You can also add a variety of antimicrobial, immune facilitating, and anti-inflammatory herbs to the pot; plus minerals like zinc or silver; or the sugar alcohol or xylitol. Buying a pre-made product can simplify things. We sell a lot of one called “Neti Wash Plus.” That being said, a half-dozen drops of herbal tincture added to a few cups of neti water is usually safe, as long as you have reasonable understanding of what the herb does. Or put it this way: pretty much anything that’s in a nasal spray can go in a neti pot. (Anyone have any experience using something unusual in your neti pot? Let me know:
- For chronic sinus infections, try herbs that kill both bacteria and fungi. Think Goldenseal (and other berberine-containing plants), Myrrh, or Pau D’Arco. 5-10 drops per pint of saline.
- For swollen congestion that doesn’t respond well to saline, consider adding homeopathic arnica liquid, about 10 drops per pint of saline. (Note: I am referring to a homeopathic Arnica only!)
- For chronic, painfully dry sinuses, add 2 Tbsp Aloe Vera juice to a pint of saline. Juice, not gel.
- Zinc also has a role in neti washes, to reduce viral adhesion and generally reduce inflammation in membranes. That being said, there have been rare case reports of intranasal (that’s a fancy way of saying “up your nose”) zinc being linked to people losing their sense of smell permanently. Nobody really knows if the zinc is actually causing this. But since the loss appears to be irreversible (and there’s so much good to smell in the world!) I’d advise against taking the risk.
- Xylitol (yes, the sweetener) is a nice contact antibacterial. 1-2 tsp per pint of saline.
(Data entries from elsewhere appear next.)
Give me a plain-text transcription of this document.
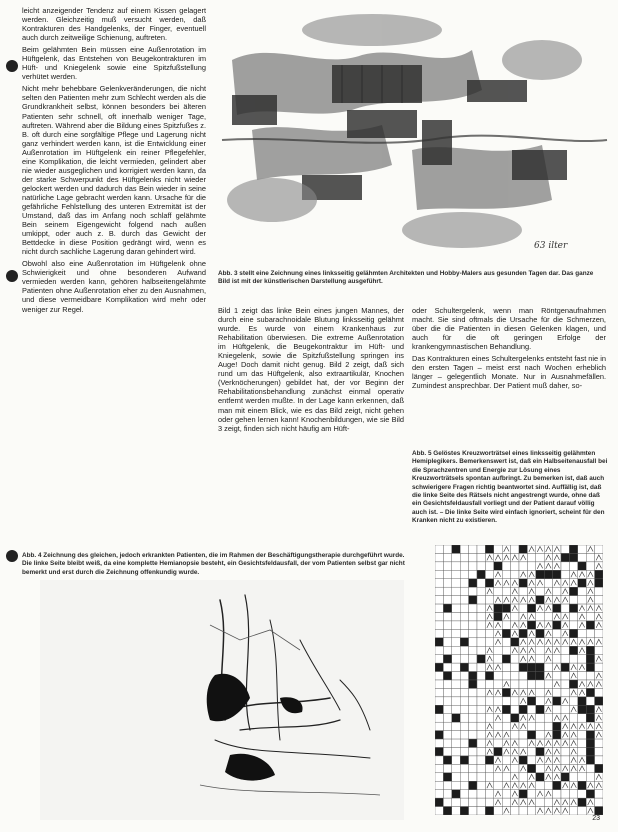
leicht anzeigender Tendenz auf einem Kissen gelagert werden. Gleichzeitig muß versucht werden, daß Kontrakturen des Handgelenks, der Finger, eventuell auch durch zeitweilige Schienung, auftreten.

Beim gelähmten Bein müssen eine Außenrotation im Hüftgelenk, das Entstehen von Beugekontrakturen im Hüft- und Kniegelenk sowie eine Spitzfußstellung verhütet werden.

Nicht mehr behebbare Gelenkveränderungen, die nicht selten den Patienten mehr zum Schlecht werden als die Grundkrankheit selbst, können besonders bei älteren Patienten sehr schnell, oft innerhalb weniger Tage, auftreten. Während aber die Bildung eines Spitzfußes z. B. oft durch eine sorgfältige Pflege und Lagerung nicht ganz verhindert werden kann, ist die Entwicklung einer Außenrotation im Hüftgelenk ein reiner Pflegefehler, eine Komplikation, die leicht vermieden, gelindert aber nie wieder ausgeglichen und korrigiert werden kann, da der starke Schwerpunkt des Hüftgelenks nicht wieder gelockert werden und dadurch das Bein wieder in seine natürliche Lage gebracht werden kann. Ursache für die gefährliche Fehlstellung des unteren Extremität ist der Umstand, daß das im Anfang noch schlaff gelähmte Bein seinem Eigengewicht folgend nach außen umkippt, oder auch z. B. durch das Gewicht der Bettdecke in diese Position gedrängt wird, wenn es nicht durch sachliche Lagerung daran gehindert wird.

Obwohl also eine Außenrotation im Hüftgelenk ohne Schwierigkeit und ohne besonderen Aufwand vermieden werden kann, gehören halbseitengelähmte Patienten ohne Außenrotation eher zu den Ausnahmen, und diese vermeidbare Komplikation wird mehr oder weniger zur Regel.

63 ilter
Abb. 3 stellt eine Zeichnung eines linksseitig gelähmten Architekten und Hobby-Malers aus gesunden Tagen dar. Das ganze Bild ist mit der künstlerischen Darstellung ausgeführt.

Bild 1 zeigt das linke Bein eines jungen Mannes, der durch eine subarachnoidale Blutung linksseitig gelähmt wurde. Es wurde von einem Krankenhaus zur Rehabilitation überwiesen. Die extreme Außenrotation im Hüftgelenk, die Beugekontraktur im Hüft- und Kniegelenk, sowie die Spitzfußstellung springen ins Auge! Doch damit nicht genug. Bild 2 zeigt, daß sich rund um das Hüftgelenk, also extraartikulär, Knochen (Verknöcherungen) gebildet hat, der vor Beginn der Rehabilitationsbehandlung zunächst einmal operativ entfernt werden mußte. In der Lage kann erkennen, daß man mit einem Blick, wie es das Bild zeigt, nicht gehen oder gehen lernen kann! Knochenbildungen, wie sie Bild 3 zeigt, finden sich nicht häufig am Hüft-

oder Schultergelenk, wenn man Röntgenaufnahmen macht. Sie sind oftmals die Ursache für die Schmerzen, über die die Patienten in diesen Gelenken klagen, und auch für die oft geringen Erfolge der krankengymnastischen Behandlung.

Das Kontrakturen eines Schultergelenks entsteht fast nie in den ersten Tagen – meist erst nach Wochen erheblich länger – gelegentlich Monate. Nur in Ausnahmefällen. Zumindest ansprechbar. Der Patient muß daher, so-

Abb. 5 Gelöstes Kreuzworträtsel eines linksseitig gelähmten Hemiplegikers. Bemerkenswert ist, daß ein Halbseitenausfall bei die Sprachzentren und Energie zur Lösung eines Kreuzworträtsels spontan aufbringt. Zu bemerken ist, daß auch schwierigere Fragen richtig beantwortet sind. Auffällig ist, daß die linke Seite des Rätsels nicht angestrengt wurde, ohne daß ein Gesichtsfeldausfall vorliegt und der Patient darauf völlig auch ist. – Die linke Seite wird einfach ignoriert, scheint für den Kranken nicht zu existieren.
Abb. 4 Zeichnung des gleichen, jedoch erkrankten Patienten, die im Rahmen der Beschäftigungstherapie durchgeführt wurde. Die linke Seite bleibt weiß, da eine komplette Hemianopsie besteht, ein Gesichtsfeldausfall, der vom Patienten selbst gar nicht bemerkt und erst durch die Zeichnung offenkundig wurde.
23
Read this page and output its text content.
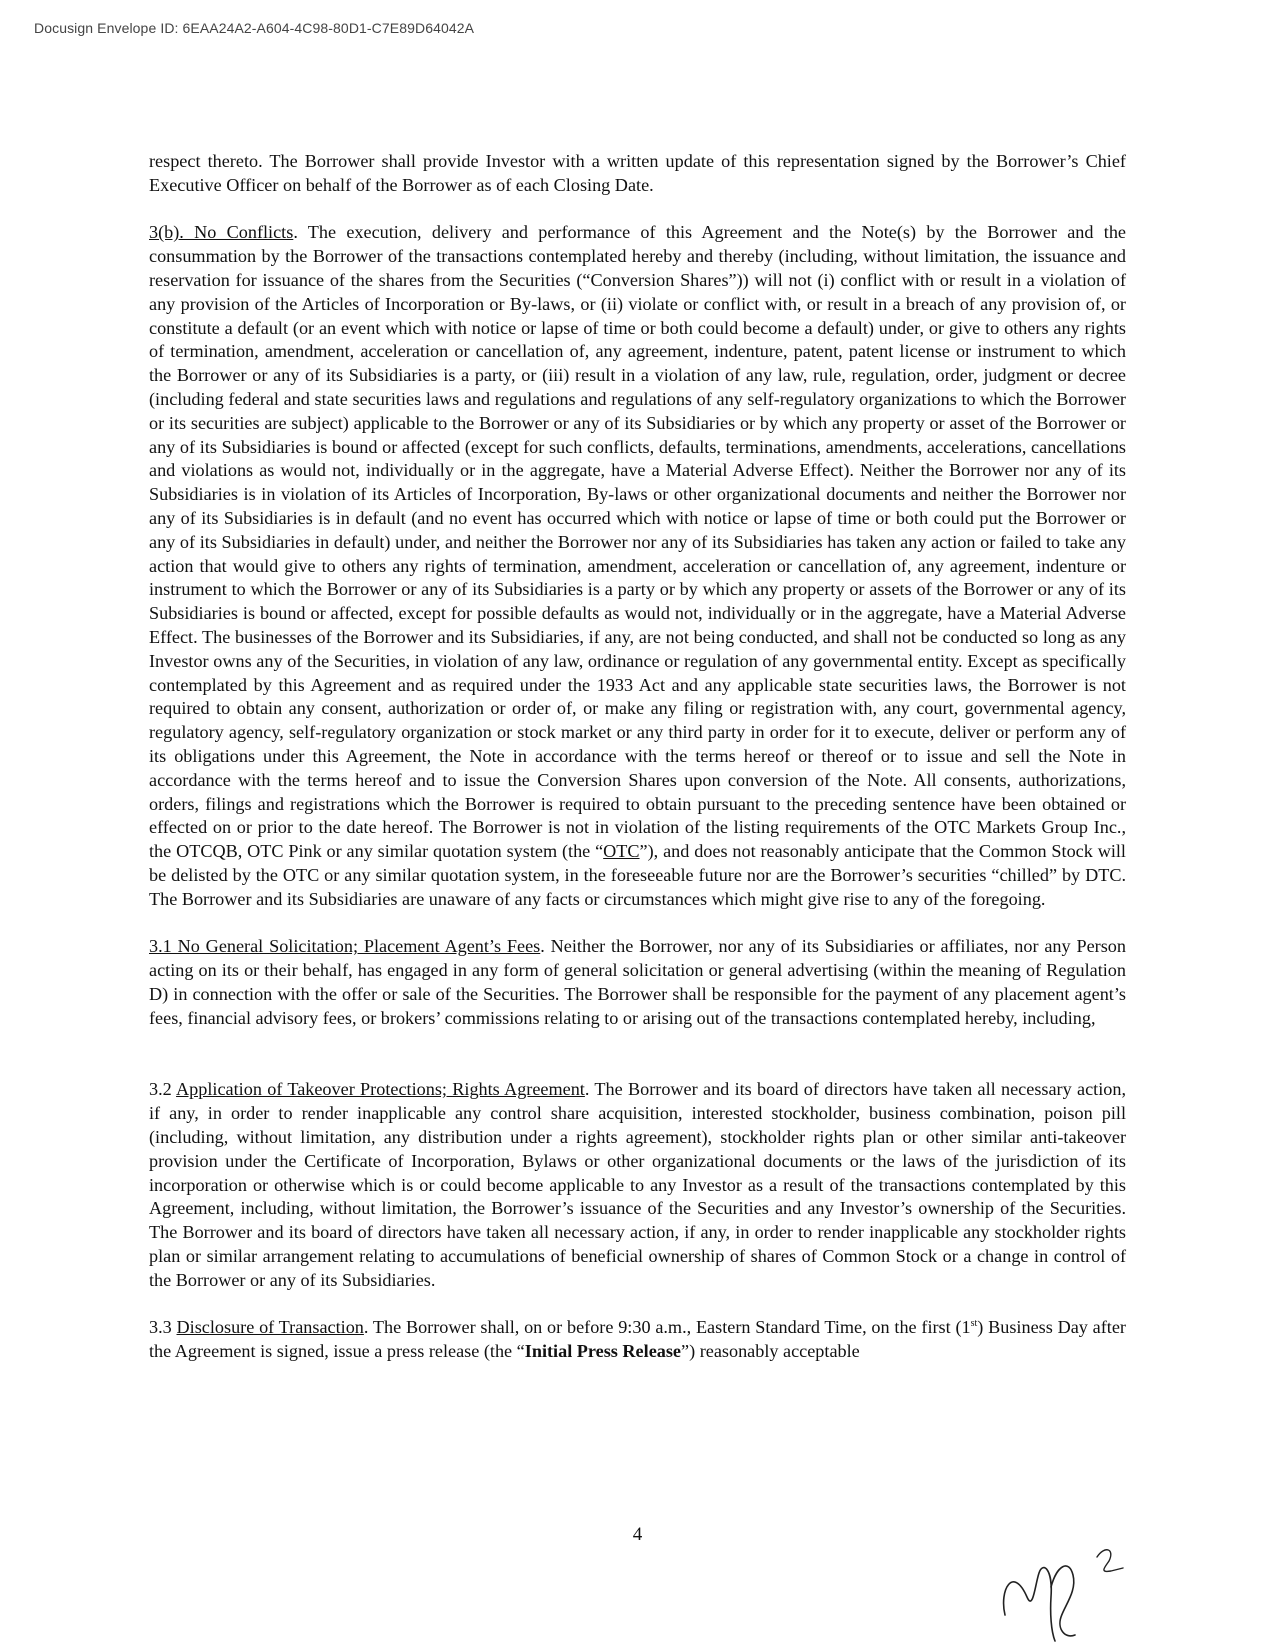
Docusign Envelope ID: 6EAA24A2-A604-4C98-80D1-C7E89D64042A

respect thereto. The Borrower shall provide Investor with a written update of this representation signed by the Borrower’s Chief Executive Officer on behalf of the Borrower as of each Closing Date.

3(b). No Conflicts. The execution, delivery and performance of this Agreement and the Note(s) by the Borrower and the consummation by the Borrower of the transactions contemplated hereby and thereby (including, without limitation, the issuance and reservation for issuance of the shares from the Securities (“Conversion Shares”)) will not (i) conflict with or result in a violation of any provision of the Articles of Incorporation or By-laws, or (ii) violate or conflict with, or result in a breach of any provision of, or constitute a default (or an event which with notice or lapse of time or both could become a default) under, or give to others any rights of termination, amendment, acceleration or cancellation of, any agreement, indenture, patent, patent license or instrument to which the Borrower or any of its Subsidiaries is a party, or (iii) result in a violation of any law, rule, regulation, order, judgment or decree (including federal and state securities laws and regulations and regulations of any self-regulatory organizations to which the Borrower or its securities are subject) applicable to the Borrower or any of its Subsidiaries or by which any property or asset of the Borrower or any of its Subsidiaries is bound or affected (except for such conflicts, defaults, terminations, amendments, accelerations, cancellations and violations as would not, individually or in the aggregate, have a Material Adverse Effect). Neither the Borrower nor any of its Subsidiaries is in violation of its Articles of Incorporation, By-laws or other organizational documents and neither the Borrower nor any of its Subsidiaries is in default (and no event has occurred which with notice or lapse of time or both could put the Borrower or any of its Subsidiaries in default) under, and neither the Borrower nor any of its Subsidiaries has taken any action or failed to take any action that would give to others any rights of termination, amendment, acceleration or cancellation of, any agreement, indenture or instrument to which the Borrower or any of its Subsidiaries is a party or by which any property or assets of the Borrower or any of its Subsidiaries is bound or affected, except for possible defaults as would not, individually or in the aggregate, have a Material Adverse Effect. The businesses of the Borrower and its Subsidiaries, if any, are not being conducted, and shall not be conducted so long as any Investor owns any of the Securities, in violation of any law, ordinance or regulation of any governmental entity. Except as specifically contemplated by this Agreement and as required under the 1933 Act and any applicable state securities laws, the Borrower is not required to obtain any consent, authorization or order of, or make any filing or registration with, any court, governmental agency, regulatory agency, self-regulatory organization or stock market or any third party in order for it to execute, deliver or perform any of its obligations under this Agreement, the Note in accordance with the terms hereof or thereof or to issue and sell the Note in accordance with the terms hereof and to issue the Conversion Shares upon conversion of the Note. All consents, authorizations, orders, filings and registrations which the Borrower is required to obtain pursuant to the preceding sentence have been obtained or effected on or prior to the date hereof. The Borrower is not in violation of the listing requirements of the OTC Markets Group Inc., the OTCQB, OTC Pink or any similar quotation system (the “OTC”), and does not reasonably anticipate that the Common Stock will be delisted by the OTC or any similar quotation system, in the foreseeable future nor are the Borrower’s securities “chilled” by DTC. The Borrower and its Subsidiaries are unaware of any facts or circumstances which might give rise to any of the foregoing.

3.1 No General Solicitation; Placement Agent’s Fees. Neither the Borrower, nor any of its Subsidiaries or affiliates, nor any Person acting on its or their behalf, has engaged in any form of general solicitation or general advertising (within the meaning of Regulation D) in connection with the offer or sale of the Securities. The Borrower shall be responsible for the payment of any placement agent’s fees, financial advisory fees, or brokers’ commissions relating to or arising out of the transactions contemplated hereby, including,

3.2 Application of Takeover Protections; Rights Agreement. The Borrower and its board of directors have taken all necessary action, if any, in order to render inapplicable any control share acquisition, interested stockholder, business combination, poison pill (including, without limitation, any distribution under a rights agreement), stockholder rights plan or other similar anti-takeover provision under the Certificate of Incorporation, Bylaws or other organizational documents or the laws of the jurisdiction of its incorporation or otherwise which is or could become applicable to any Investor as a result of the transactions contemplated by this Agreement, including, without limitation, the Borrower’s issuance of the Securities and any Investor’s ownership of the Securities. The Borrower and its board of directors have taken all necessary action, if any, in order to render inapplicable any stockholder rights plan or similar arrangement relating to accumulations of beneficial ownership of shares of Common Stock or a change in control of the Borrower or any of its Subsidiaries.

3.3 Disclosure of Transaction. The Borrower shall, on or before 9:30 a.m., Eastern Standard Time, on the first (1st) Business Day after the Agreement is signed, issue a press release (the “Initial Press Release”) reasonably acceptable

4
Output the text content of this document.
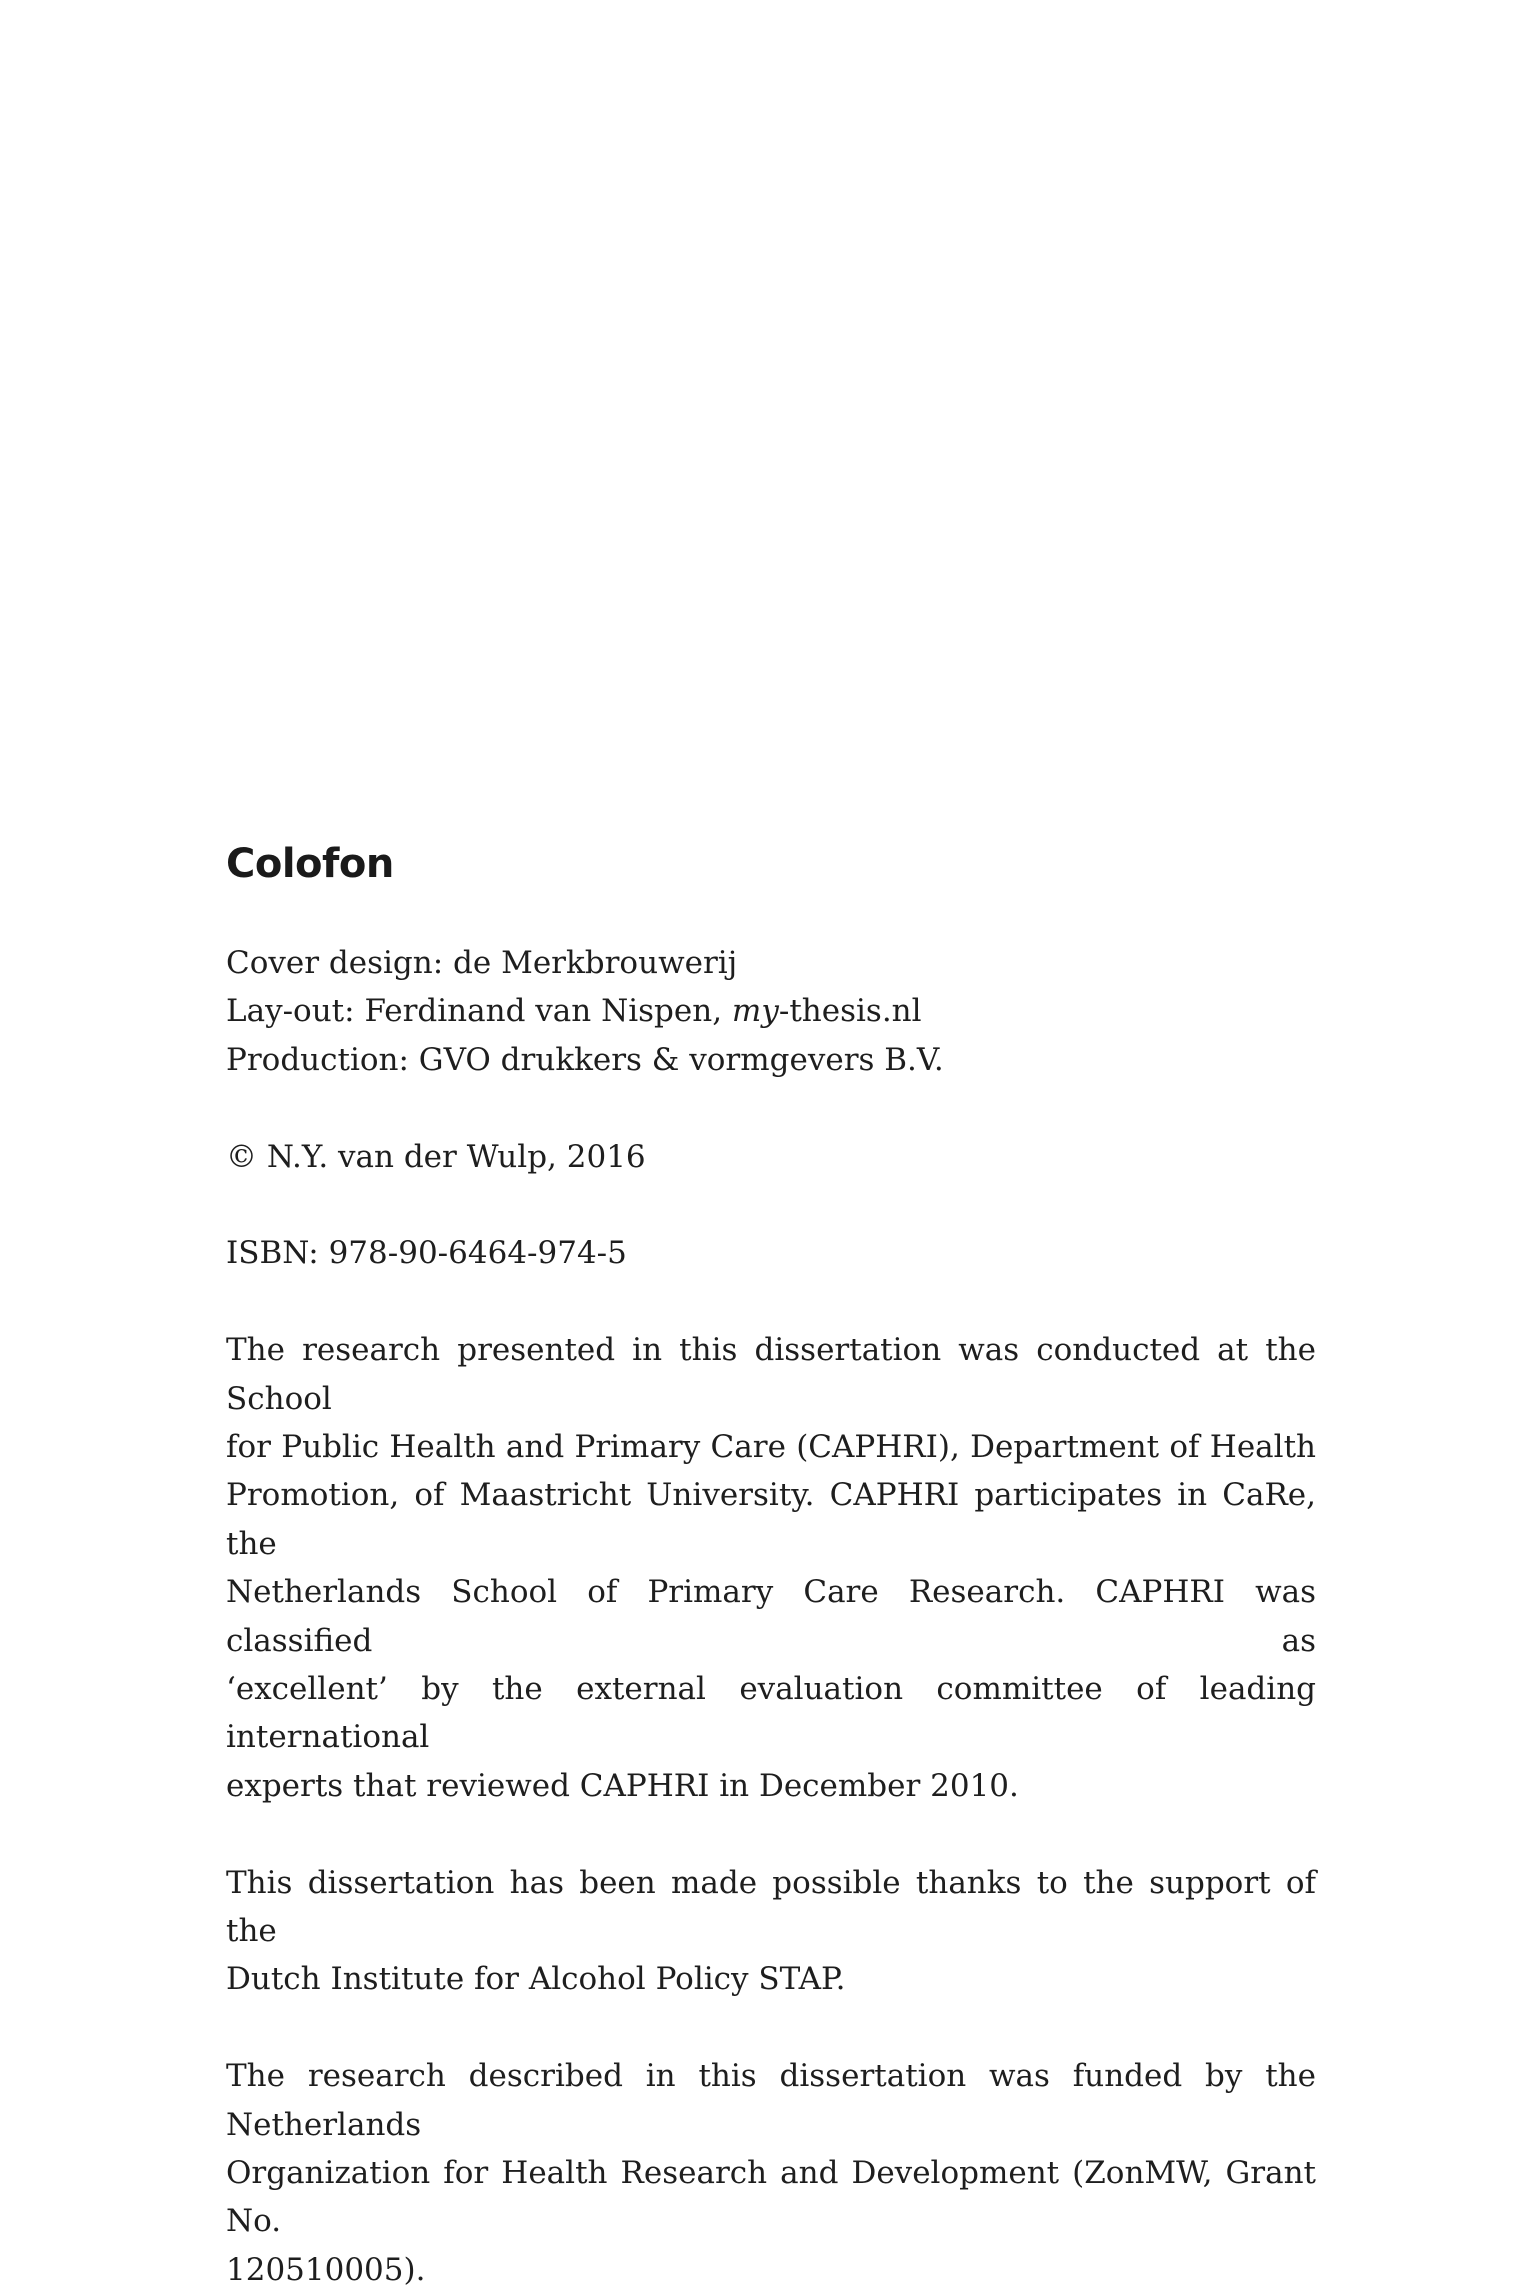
Colofon

Cover design: de Merkbrouwerij
Lay-out: Ferdinand van Nispen, my-thesis.nl
Production: GVO drukkers & vormgevers B.V.

© N.Y. van der Wulp, 2016

ISBN: 978-90-6464-974-5

The research presented in this dissertation was conducted at the School
for Public Health and Primary Care (CAPHRI), Department of Health
Promotion, of Maastricht University. CAPHRI participates in CaRe, the
Netherlands School of Primary Care Research. CAPHRI was classified as
‘excellent’ by the external evaluation committee of leading international
experts that reviewed CAPHRI in December 2010.

This dissertation has been made possible thanks to the support of the
Dutch Institute for Alcohol Policy STAP.

The research described in this dissertation was funded by the Netherlands
Organization for Health Research and Development (ZonMW, Grant No.
120510005).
- The Baraka-brand herb-infused neti salt is a wonderful all-in-one product. Just add water.
And of course, there’s your choice of neti pot to begin with. A lot of companies are making them right now, and it really just boils down to personal choice, whatever feels best in your hand (sort of like picking a toothbrush). We have hand-cast ceramic pots from Red Hot Ceramics in California, and Coryell Clayworks in Maine. We have “eco-plastic” pots from Himalayan Institute, made in China, but by a U.S. based company operating as a non-profit. Whatever you try, bear in mind: once it goes up your nose, we can’t take it as a return. Thanks for understanding, and happy neti-ing!
 To people who insist on placebo-controlled research, all I can say is: sorry. There’s no feasible placebo – no way to give half the people something that they only think they’re sticking up their noses. Jala neti is forever destined to remain an “unproven” treatment like diet, exercise, weight control and stress reduction.
 Yes, it is referred to by its acronym.
 So here’s a piece of trivia for you. Ever wonder why your nose runs like a faucet for a minute or two after coming in from the freezing cold? It’s your cilia. They freeze up and stop working when they’re very cold. When you’re actually in the cold, it’s not a problem, since your mucous freezes as well. When you come in, however, your mucous unfreezes before your cilia do. Drip, drip.